自然と間合いを詰めてくれたのに合わせて、後ろ手の包丁を慎重に構え直した。
「……っ!」
悲鳴も間に合わない、声ですらない息をこぼした春野さんが動きを止める。
俺も身じろぎできなかった。
柄を握るてのひらから伝わってくる感触に、さっきまでの抵抗感や罪悪感や恐怖が、むしろ凪いでいくのを感じながら。
やってしまった。
唯一残ったのは、そんな感覚だけ。
人の身体に刃が沈む奇妙な手応えに顔をしかめた。
暗くてよく見えないのに、なんて生々しい。
「な、ん……で」
実際には分からないほど微々たるもののはずなのに、掠れた声の振動が包丁を通して伝わってくる気がした。
手が痺れる。
それに耐えられなくなり、刃を引き抜いた。
「うぅ……!」
小さく呻いた彼女が腹部のあたりを押さえて身を折る。
きっと耐えがたい激痛だろう。
包丁が身体から抜ける瞬間、血や臓物が絡みついてくる幻覚を見た。
刺したときより手応えは軽いのに遥かにおぞましい。
「う……っ」
たたらを踏んだ春野さんが、ふらふらと足を踏み出す。
生まれたての小鹿よりおぼつかない足取りで、傷を押さえたまま駆けていった。
その姿はすぐに闇に溶けて見えなくなる。
ほうけてしまった俺は、何だか酸素の薄さを覚えて息を吐き出した。
息切れしてようやく、呼吸が止まっていたことに気がつく。
手元を見下ろすと、視界に飛び込んでくる血まみれの包丁。
赤く染まった刃はそれでも外灯の光を鈍く弾いていた。
「……なんて向こう見ずな直球勝負」
前触れもなく聞こえてきたそんな声に驚いて息をのんだ。
隣にはいつの間にか天使が佇んでいる。
当然と言えば当然かもしれないけれど、この手で春野さんを殺すという俺の選択自体を咎められることはなかった。

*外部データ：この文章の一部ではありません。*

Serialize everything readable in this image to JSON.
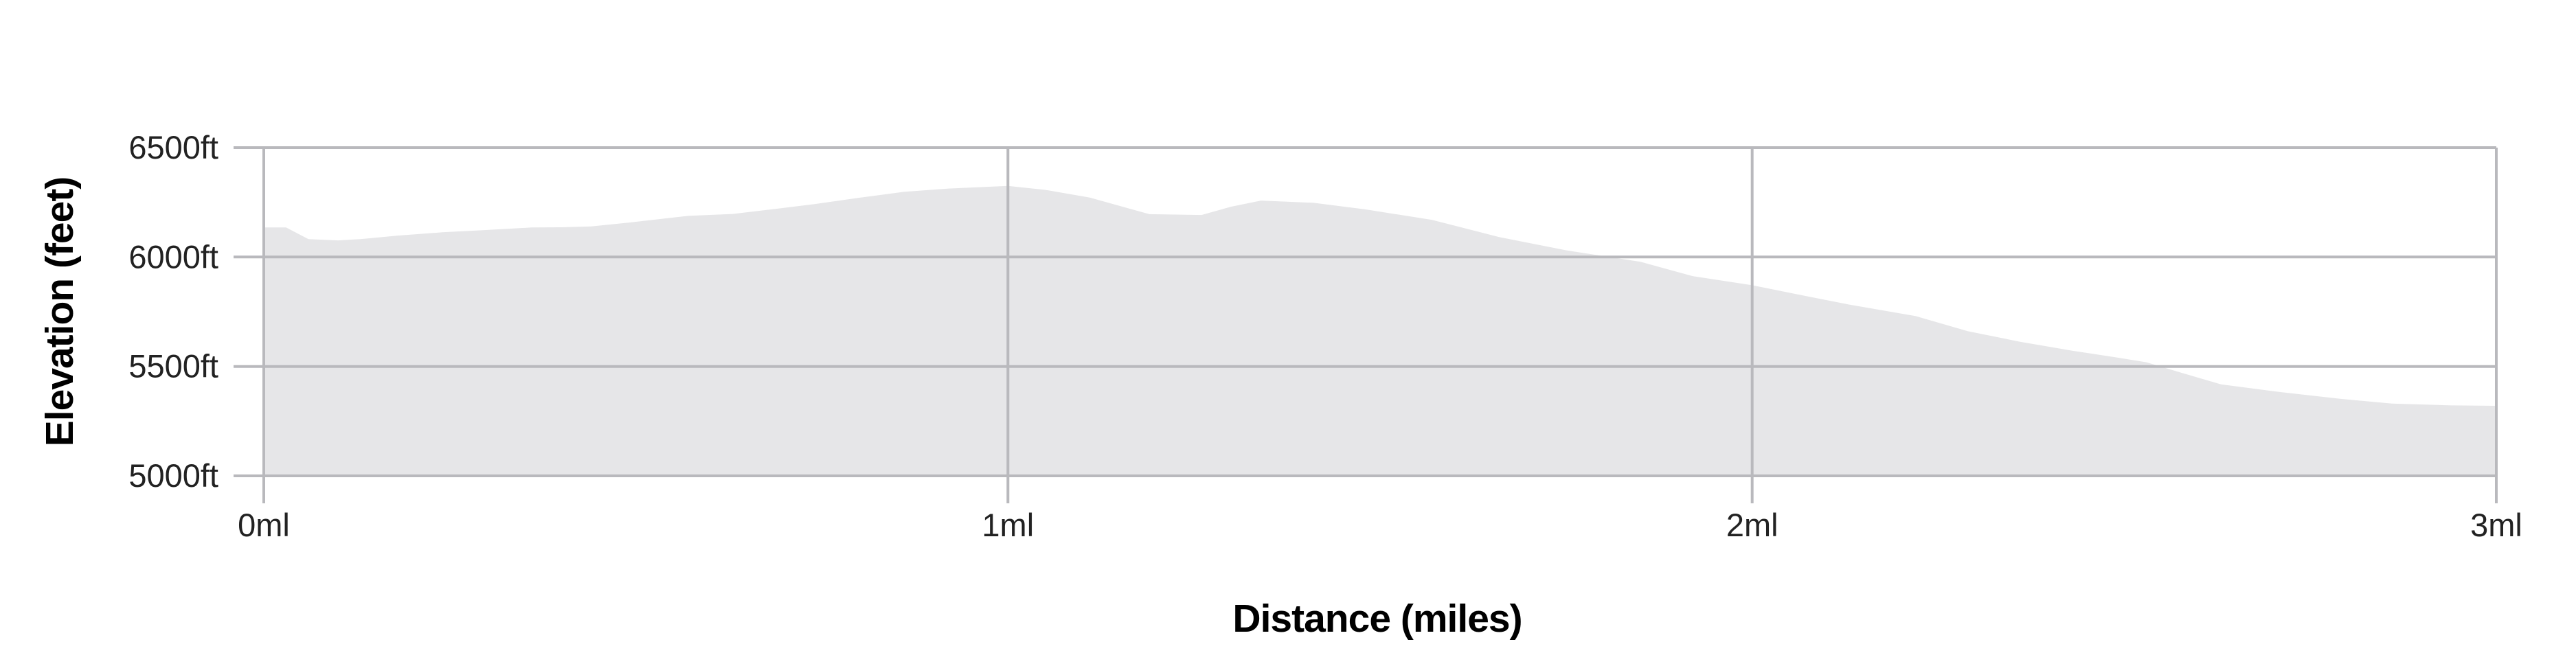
{
  "page": {
    "background": "#ffffff"
  },
  "chart_data": {
    "type": "area",
    "title": "",
    "xlabel": "Distance (miles)",
    "ylabel": "Elevation (feet)",
    "xlim": [
      0,
      3
    ],
    "ylim": [
      5000,
      6500
    ],
    "grid": true,
    "legend": false,
    "x_unit": "ml",
    "y_unit": "ft",
    "x_ticks": [
      {
        "value": 0,
        "label": "0ml"
      },
      {
        "value": 1,
        "label": "1ml"
      },
      {
        "value": 2,
        "label": "2ml"
      },
      {
        "value": 3,
        "label": "3ml"
      }
    ],
    "y_ticks": [
      {
        "value": 6500,
        "label": "6500ft"
      },
      {
        "value": 6000,
        "label": "6000ft"
      },
      {
        "value": 5500,
        "label": "5500ft"
      },
      {
        "value": 5000,
        "label": "5000ft"
      }
    ],
    "points_format": [
      "miles",
      "feet"
    ],
    "points": [
      [
        0.0,
        6135
      ],
      [
        0.03,
        6135
      ],
      [
        0.06,
        6082
      ],
      [
        0.1,
        6076
      ],
      [
        0.13,
        6082
      ],
      [
        0.18,
        6098
      ],
      [
        0.24,
        6113
      ],
      [
        0.29,
        6122
      ],
      [
        0.36,
        6135
      ],
      [
        0.4,
        6136
      ],
      [
        0.44,
        6140
      ],
      [
        0.49,
        6157
      ],
      [
        0.57,
        6188
      ],
      [
        0.63,
        6197
      ],
      [
        0.7,
        6225
      ],
      [
        0.74,
        6242
      ],
      [
        0.8,
        6271
      ],
      [
        0.86,
        6298
      ],
      [
        0.92,
        6313
      ],
      [
        1.0,
        6325
      ],
      [
        1.05,
        6307
      ],
      [
        1.11,
        6272
      ],
      [
        1.19,
        6196
      ],
      [
        1.26,
        6192
      ],
      [
        1.3,
        6230
      ],
      [
        1.34,
        6258
      ],
      [
        1.41,
        6248
      ],
      [
        1.48,
        6218
      ],
      [
        1.57,
        6170
      ],
      [
        1.66,
        6091
      ],
      [
        1.75,
        6031
      ],
      [
        1.85,
        5978
      ],
      [
        1.92,
        5913
      ],
      [
        2.0,
        5871
      ],
      [
        2.06,
        5830
      ],
      [
        2.13,
        5783
      ],
      [
        2.22,
        5730
      ],
      [
        2.29,
        5661
      ],
      [
        2.36,
        5613
      ],
      [
        2.43,
        5572
      ],
      [
        2.49,
        5541
      ],
      [
        2.53,
        5519
      ],
      [
        2.58,
        5468
      ],
      [
        2.63,
        5418
      ],
      [
        2.71,
        5383
      ],
      [
        2.79,
        5352
      ],
      [
        2.86,
        5330
      ],
      [
        2.94,
        5322
      ],
      [
        3.0,
        5320
      ]
    ],
    "colors": {
      "area_fill": "#e6e6e8",
      "grid_line": "#b9b9bd",
      "axis_line": "#b9b9bd",
      "tick_text": "#222222",
      "title_text": "#000000",
      "background": "#ffffff"
    }
  }
}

それでも、天使という言わば崇高な存在が、それをむしろ率先して受容しているのは何となく変な感じがする。
「あ……まずい。追いかけないと」
春野さんを一撃では殺し損ねたのに、いまのいままで追ってとどめを刺すことを失念していた。
あれだけ動きが鈍っていたら、いまから歩いて追っても十分間に合う。
一歩踏み出しかけたものの、天使に腕を掴まれたことで留まった。
「いいよ、もう。十分」
「え? でも……」
「あの出血量なら長くはもたない。逃げたって、家にたどり着く頃にはきっと力尽きる」
暗くてよく見えなかったけれど、偶然にも急所を捉えられていたんだろうか。
もしかしたら、あたりには血の跡が残っているかもしれない。